Let the robot do your work! Web scraping with Python!

Published in

Women Data Greenhorns

8 min readJul 23, 2018

Have you ever spent hours extracting data from the web? Got very bored copy-pasting hundreds of values into a spreadsheet? Have you dreamed about copy-paste superhero? Someone who could save you from doing such tedious tasks? Someone who would truly enjoy doing it?

If yes, then here it is! Our copy-paste superhero:

Before we talk about our superhero, let’s first talk about the task itself — extracting data from the web.

There are several ways to extract large amounts of data in an automated way. The most popular are:

APIs — large websites, like Google, Youtube, Facebook, Twitter, LinkedIn, Pinterest, StackOverflow etc. provide APIs to access their data in a structured way;
Web scraping — if there is no API, you may need to scrape the website using a web crawler

APIs are great, but not always available. In this article, we will focus on the web scraping.

Web scraping, what does it actually mean?

A quick search in the Wikipedia will give us the following result:

Web scraping, web harvesting, or web data extraction is data scraping used for extracting data from websites. Web scraping software may access the World Wide Web directly using the Hypertext Transfer Protocol, or through a web browser. While web scraping can be done manually by a software user, the term typically refers to automated processes implemented using a bot or web crawler. It is a form of copying, in which specific data is gathered and copied from the web, typically into a central local database or spreadsheet, for later retrieval or analysis.

Alright, now that we know what it means, the next question is…

How to build a web scraping program?

There are many ways to build a web scraping program, but we will focus on building it in Python.

Our goal is to scrape data from the 2014 FIFA World Cup Brazil page, which holds statistics for the group’s stage.

2014 FIFA World Cup Brazil — group statistics page

Are we allowed to scrap the data?

When scraping data from a web, we should first check if we are allowed to do it. Privacy policy and Terms and Conditions might contain some information on web scraping, however the best source is robots.txt.

What is robots.txt?

It is a file that indicates which parts of the website you should not scrap. The information contained in the file is not legally binding. However, you should respect the will of the website owner and adapt to the information contained therein.
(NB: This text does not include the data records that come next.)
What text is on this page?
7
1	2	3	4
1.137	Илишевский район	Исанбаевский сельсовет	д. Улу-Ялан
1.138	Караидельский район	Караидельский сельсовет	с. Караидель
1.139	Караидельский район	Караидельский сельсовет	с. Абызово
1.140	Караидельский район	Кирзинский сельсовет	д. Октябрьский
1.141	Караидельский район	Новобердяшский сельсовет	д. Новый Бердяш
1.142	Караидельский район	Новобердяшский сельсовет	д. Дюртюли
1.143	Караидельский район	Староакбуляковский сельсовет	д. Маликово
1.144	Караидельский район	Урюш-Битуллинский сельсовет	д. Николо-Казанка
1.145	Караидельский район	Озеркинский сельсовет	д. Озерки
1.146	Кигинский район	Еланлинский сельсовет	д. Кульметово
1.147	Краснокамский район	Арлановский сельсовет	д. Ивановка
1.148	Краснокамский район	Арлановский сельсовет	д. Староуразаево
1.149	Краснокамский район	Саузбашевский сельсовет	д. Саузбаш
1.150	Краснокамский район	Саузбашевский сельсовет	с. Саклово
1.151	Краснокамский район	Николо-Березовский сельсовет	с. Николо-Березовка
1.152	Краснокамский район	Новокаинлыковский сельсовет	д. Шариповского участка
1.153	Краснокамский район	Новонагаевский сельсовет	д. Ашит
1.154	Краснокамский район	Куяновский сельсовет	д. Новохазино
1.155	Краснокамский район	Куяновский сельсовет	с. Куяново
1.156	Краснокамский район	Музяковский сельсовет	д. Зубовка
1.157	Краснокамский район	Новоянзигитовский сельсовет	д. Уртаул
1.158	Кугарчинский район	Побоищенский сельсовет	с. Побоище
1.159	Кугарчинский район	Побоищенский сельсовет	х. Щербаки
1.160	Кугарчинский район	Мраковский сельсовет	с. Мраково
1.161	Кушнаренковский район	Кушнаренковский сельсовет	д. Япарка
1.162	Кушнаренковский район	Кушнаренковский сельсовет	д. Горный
How to find and read robots.txt?

The file is stored at the root of the website:

https://www.fifa.com/robots.txt

It is written in a plain text editor, and looks like this:

Let’s quickly go through the most common rules.

User-agent: *

The above means that this section applies to all robots. While the below applies to a specific crawler.

User-agent: MyBot

Disallow followed by a slash, means that scraping from the entire website is not allowed:

Disallow: /

While an empty disallow, means that all pages can be scraped:

Disallow:

In most of the cases, only some parts of the website are excluded:

Disallow: /infoserv/
Disallow: /thirdparties/
Disallow: /preview/
Disallow: /preview/*

We might also see something like this:

Crawl-delay: 60

Crawl-delay specifies how long a crawler has to wait after a crawl action. In the above example, the crawler is instructed to wait 60 seconds before accessing the website again.

At the very end of the file, you can usually see a link to the sitemap:

Sitemap: http://www.fifa.com/sitemap_index.xml

fifa.com/robots.txt allows scraping from the group statistics page with no crawl-delay. We can then move on to Python!

Building program in Python

Installing packages and importing libraries

Before we start building our program we have to add some packages to Python. Packages we need are:

BeautifulSoup
Requests
Pandas

Beautiful Soup is a Python library for parsing HTML and XML documents. It creates a parse tree for parsed pages that can be used to extract data from HTML, which is useful for web scraping.

Requests is a Python HTTP library for making HTTP requests in a simple way.

Pandas is a Python library for data manipulation and analysis. In particular, it offers data structures and operations for manipulating numerical tables and time series.

We can install these packages from the command line, by executing the following commands:

python -m pip install requests
python -m pip install beautifulsoup4
python -m pip install pandas

The above code assumes we already have Python installed on our machine.

For more information on how to install packages using pip, please see Python’s documentation. For information on how to install packages using conda, please see Anaconda’s documentation.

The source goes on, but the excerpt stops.